If you haven't yet, watch video of the C8 road car on track, then come back and watch this clip above of the C8.R ripping around the Kennedy Space Center. It doesn't take a particularly sharp ear to notice that the C8.R sounds very different than the street car. Or any Corvette from the past six decades.
For some time now, Chevy has been rumored to be working on a dual-overhead-cam V-8 with a flat-plane crankshaft for the Corvette. A flat-plane V-8 has a different firing order to a cross-plane V-8, giving the former a unique sound. Think Ferrari wail vs. traditional American muscle. Since 1955, the Corvette has been equipped with a traditional cross-plane V-8 of some sort. Even the C8 Stingray uses an evolution of Chevy's famous small block.
By contrast, the C8.R in the clip above—and in others we've featured previously—sounds a lot more Ferrari than, well, Corvette.
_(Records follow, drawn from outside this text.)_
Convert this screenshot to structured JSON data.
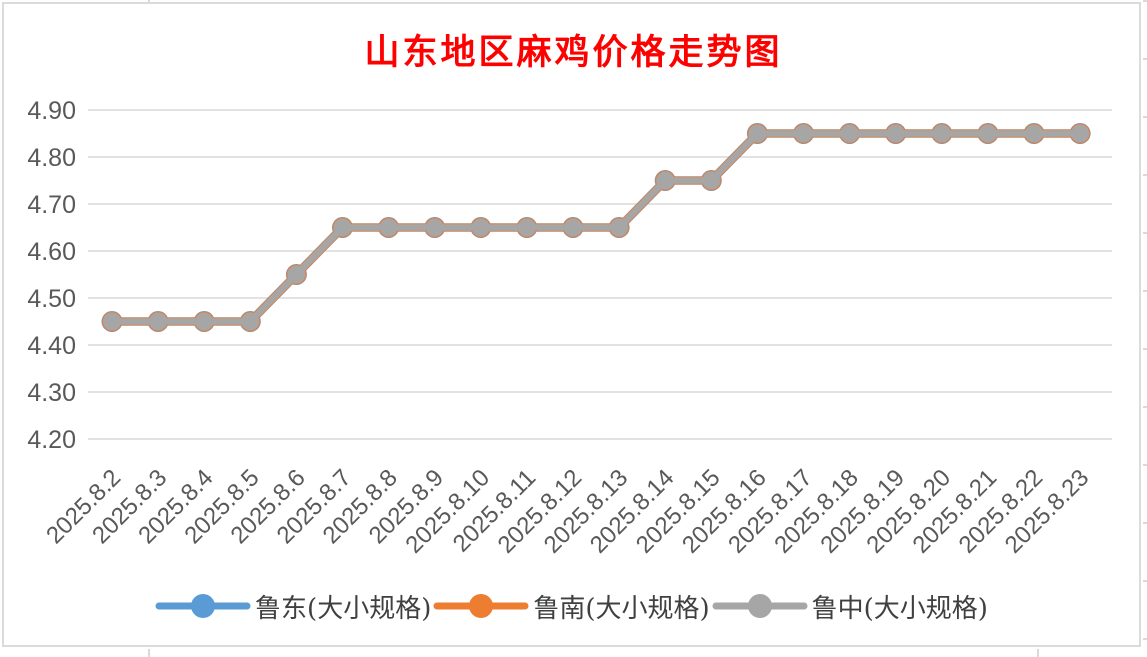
{
  "chart": {
    "title": "山东地区麻鸡价格走势图",
    "title_color": "#FF0000"
  },
  "chart_data": {
    "type": "line",
    "title": "山东地区麻鸡价格走势图",
    "categories": [
      "2025.8.2",
      "2025.8.3",
      "2025.8.4",
      "2025.8.5",
      "2025.8.6",
      "2025.8.7",
      "2025.8.8",
      "2025.8.9",
      "2025.8.10",
      "2025.8.11",
      "2025.8.12",
      "2025.8.13",
      "2025.8.14",
      "2025.8.15",
      "2025.8.16",
      "2025.8.17",
      "2025.8.18",
      "2025.8.19",
      "2025.8.20",
      "2025.8.21",
      "2025.8.22",
      "2025.8.23"
    ],
    "series": [
      {
        "name": "鲁东(大小规格)",
        "color": "#5B9BD5",
        "values": [
          4.45,
          4.45,
          4.45,
          4.45,
          4.55,
          4.65,
          4.65,
          4.65,
          4.65,
          4.65,
          4.65,
          4.65,
          4.75,
          4.75,
          4.85,
          4.85,
          4.85,
          4.85,
          4.85,
          4.85,
          4.85,
          4.85
        ]
      },
      {
        "name": "鲁南(大小规格)",
        "color": "#ED7D31",
        "values": [
          4.45,
          4.45,
          4.45,
          4.45,
          4.55,
          4.65,
          4.65,
          4.65,
          4.65,
          4.65,
          4.65,
          4.65,
          4.75,
          4.75,
          4.85,
          4.85,
          4.85,
          4.85,
          4.85,
          4.85,
          4.85,
          4.85
        ]
      },
      {
        "name": "鲁中(大小规格)",
        "color": "#A6A6A6",
        "values": [
          4.45,
          4.45,
          4.45,
          4.45,
          4.55,
          4.65,
          4.65,
          4.65,
          4.65,
          4.65,
          4.65,
          4.65,
          4.75,
          4.75,
          4.85,
          4.85,
          4.85,
          4.85,
          4.85,
          4.85,
          4.85,
          4.85
        ]
      }
    ],
    "ylim": [
      4.2,
      4.9
    ],
    "ytick_labels": [
      "4.90",
      "4.80",
      "4.70",
      "4.60",
      "4.50",
      "4.40",
      "4.30",
      "4.20"
    ],
    "grid": true,
    "legend_position": "bottom",
    "axis_text_color": "#595959",
    "gridline_color": "#E2E2E2"
  }
}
After the C8's July launch, Chevrolet put up a video on its site (bel0w) that switches between clips of the C8.R and the Stingray street car, conveniently highlighting the big difference in engine note.
If the C8.R is using a flat-plane V-8, there's a decent chance Chevy would offer such an engine in the C8 road car. The IMSA WeatherTech series bases its technical regulations for GTLM cars on the FIA's LM GTE class requirements, which stipulates that in order for a car to be homologated, its "engine must be derived from a series production engine produced at more than 300 units and fitted to a series vehicle from the same manufacturer."
The key word here is "derived." It's vague enough to be open to interpretation. And it's worth noting that the FIA homologation requirements indicate simply that the crankshaft should not be more than 10 percent lighter than the road car unit. Otherwise, constructors are allowed to do what they want—even change the firing order.
So, it is technically possible for Chevy to make a flat-plane version of the Stingray road car's V-8 just for racing. That seems unlikely given the rumors we've heard, but we'll have to wait to find out what the company did for certain.